The efficiency of energy using durable goods, from automobiles to home air conditioners, is not only a key determinant of economy-wide energy use but also of greenhouse gas (GHG) emissions, climate change and energy insecurity. Energy analysts have long noted that consumers appear to have high implicit discount rates for future fuel savings when choosing among energy using durable goods (Howarth and Sanstad, 1995). In modeling consumers’ choices of appliances, the Energy Information Administration (EIA) has used discount rates of 30 percent for heating systems, 69 percent for choice of refrigerator and up to 111 percent for choice of water heater (U.S. DOE/ EIA, 1996). Several explanations have been offered for this widespread phenomenon, including asymmetric information, bounded rationality and transaction costs.

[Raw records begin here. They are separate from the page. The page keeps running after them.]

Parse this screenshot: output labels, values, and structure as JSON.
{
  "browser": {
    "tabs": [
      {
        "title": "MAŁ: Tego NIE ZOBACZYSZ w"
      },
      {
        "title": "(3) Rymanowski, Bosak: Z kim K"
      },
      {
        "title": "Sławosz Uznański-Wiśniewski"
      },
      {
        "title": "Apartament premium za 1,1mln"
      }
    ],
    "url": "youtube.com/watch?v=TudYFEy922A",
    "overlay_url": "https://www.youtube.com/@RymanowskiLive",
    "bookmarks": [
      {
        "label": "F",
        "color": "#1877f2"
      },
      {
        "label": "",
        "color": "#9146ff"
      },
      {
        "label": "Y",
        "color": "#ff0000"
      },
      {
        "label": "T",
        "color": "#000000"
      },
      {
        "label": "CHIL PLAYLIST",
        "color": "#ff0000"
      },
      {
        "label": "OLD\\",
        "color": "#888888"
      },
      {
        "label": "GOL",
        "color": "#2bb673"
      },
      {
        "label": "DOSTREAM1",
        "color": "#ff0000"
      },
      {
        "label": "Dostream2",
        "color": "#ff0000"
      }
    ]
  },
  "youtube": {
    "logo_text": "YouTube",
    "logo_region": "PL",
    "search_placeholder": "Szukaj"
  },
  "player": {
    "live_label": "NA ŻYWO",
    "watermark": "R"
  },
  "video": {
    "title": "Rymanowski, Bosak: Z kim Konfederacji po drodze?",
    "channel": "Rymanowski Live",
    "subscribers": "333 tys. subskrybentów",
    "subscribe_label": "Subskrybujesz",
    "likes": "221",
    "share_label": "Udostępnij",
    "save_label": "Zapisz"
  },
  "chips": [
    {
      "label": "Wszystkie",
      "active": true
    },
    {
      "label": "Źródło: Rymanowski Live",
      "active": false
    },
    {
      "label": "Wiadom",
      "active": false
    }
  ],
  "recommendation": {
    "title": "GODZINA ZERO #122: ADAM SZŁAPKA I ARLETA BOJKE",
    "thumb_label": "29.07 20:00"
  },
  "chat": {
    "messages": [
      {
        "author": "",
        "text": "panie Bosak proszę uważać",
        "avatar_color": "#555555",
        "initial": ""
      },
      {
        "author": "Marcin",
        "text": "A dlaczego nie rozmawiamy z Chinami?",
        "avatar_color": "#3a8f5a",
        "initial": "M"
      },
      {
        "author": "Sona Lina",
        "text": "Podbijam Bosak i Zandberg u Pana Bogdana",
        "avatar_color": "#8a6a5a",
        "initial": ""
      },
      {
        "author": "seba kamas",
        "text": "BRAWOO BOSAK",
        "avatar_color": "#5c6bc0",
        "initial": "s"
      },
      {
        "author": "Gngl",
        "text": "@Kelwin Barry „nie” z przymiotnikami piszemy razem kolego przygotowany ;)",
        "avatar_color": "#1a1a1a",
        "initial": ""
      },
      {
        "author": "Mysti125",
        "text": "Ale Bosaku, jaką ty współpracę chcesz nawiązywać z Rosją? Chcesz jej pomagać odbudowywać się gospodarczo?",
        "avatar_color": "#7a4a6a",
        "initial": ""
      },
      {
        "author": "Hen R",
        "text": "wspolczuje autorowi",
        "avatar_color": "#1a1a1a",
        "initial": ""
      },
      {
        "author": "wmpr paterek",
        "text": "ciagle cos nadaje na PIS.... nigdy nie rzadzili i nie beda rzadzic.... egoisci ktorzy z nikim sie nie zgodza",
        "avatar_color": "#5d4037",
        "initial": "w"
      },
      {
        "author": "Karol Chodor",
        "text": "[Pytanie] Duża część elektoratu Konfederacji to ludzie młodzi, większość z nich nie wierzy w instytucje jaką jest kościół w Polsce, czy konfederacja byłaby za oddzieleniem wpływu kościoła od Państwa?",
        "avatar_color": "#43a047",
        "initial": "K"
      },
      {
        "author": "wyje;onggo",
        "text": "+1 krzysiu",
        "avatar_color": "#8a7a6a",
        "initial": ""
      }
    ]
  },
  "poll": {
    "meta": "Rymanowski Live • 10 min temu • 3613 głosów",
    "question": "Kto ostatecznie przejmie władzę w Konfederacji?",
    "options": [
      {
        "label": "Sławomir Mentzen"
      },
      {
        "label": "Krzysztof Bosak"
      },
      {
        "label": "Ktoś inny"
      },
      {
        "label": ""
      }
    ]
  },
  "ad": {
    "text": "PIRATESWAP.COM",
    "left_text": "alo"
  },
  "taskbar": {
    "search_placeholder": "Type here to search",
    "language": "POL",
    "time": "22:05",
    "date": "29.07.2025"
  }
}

This chapter argues that uncertainty combined with loss aversion by consumers is sufficient to explain the failure to adopt cost effective energy efficiency improvements in the market for automotive fuel economy, although other market failures appear to be present as well. Understanding how markets for energy efficiency function is crucial to formulating effective energy policies (see Pizer, 2006). Fischer et al., (2004), for example, demonstrated that if consumers fully value the discounted present value of future fuel savings, fuel economy standards are largely redundant and produce small welfare losses. However, if consumers value only the first three years of fuel savings, then fuel economy standards can significantly increase consumer welfare. The nature of any market failure that might be present in the market for energy efficiency would also affect the relative efficacy of energy taxes versus regulatory standards (CBO, 2003). If markets function efficiently, energy taxes would generally be more efficient than regulatory standards in increasing energy efficiency and reducing energy use. If markets are decidedly inefficient, standards would likely be more effective.

Suggested Citation: D. L. Greene, J. German, and M. A. Delucchi, “Fuel Economy: The Case for Market Failure,” Chapter 11 of Reducing Climate Impacts in the Transportation Sector, edited by D. Sperling and J. S. Cannon, Springer, pp. 181-205 (2009).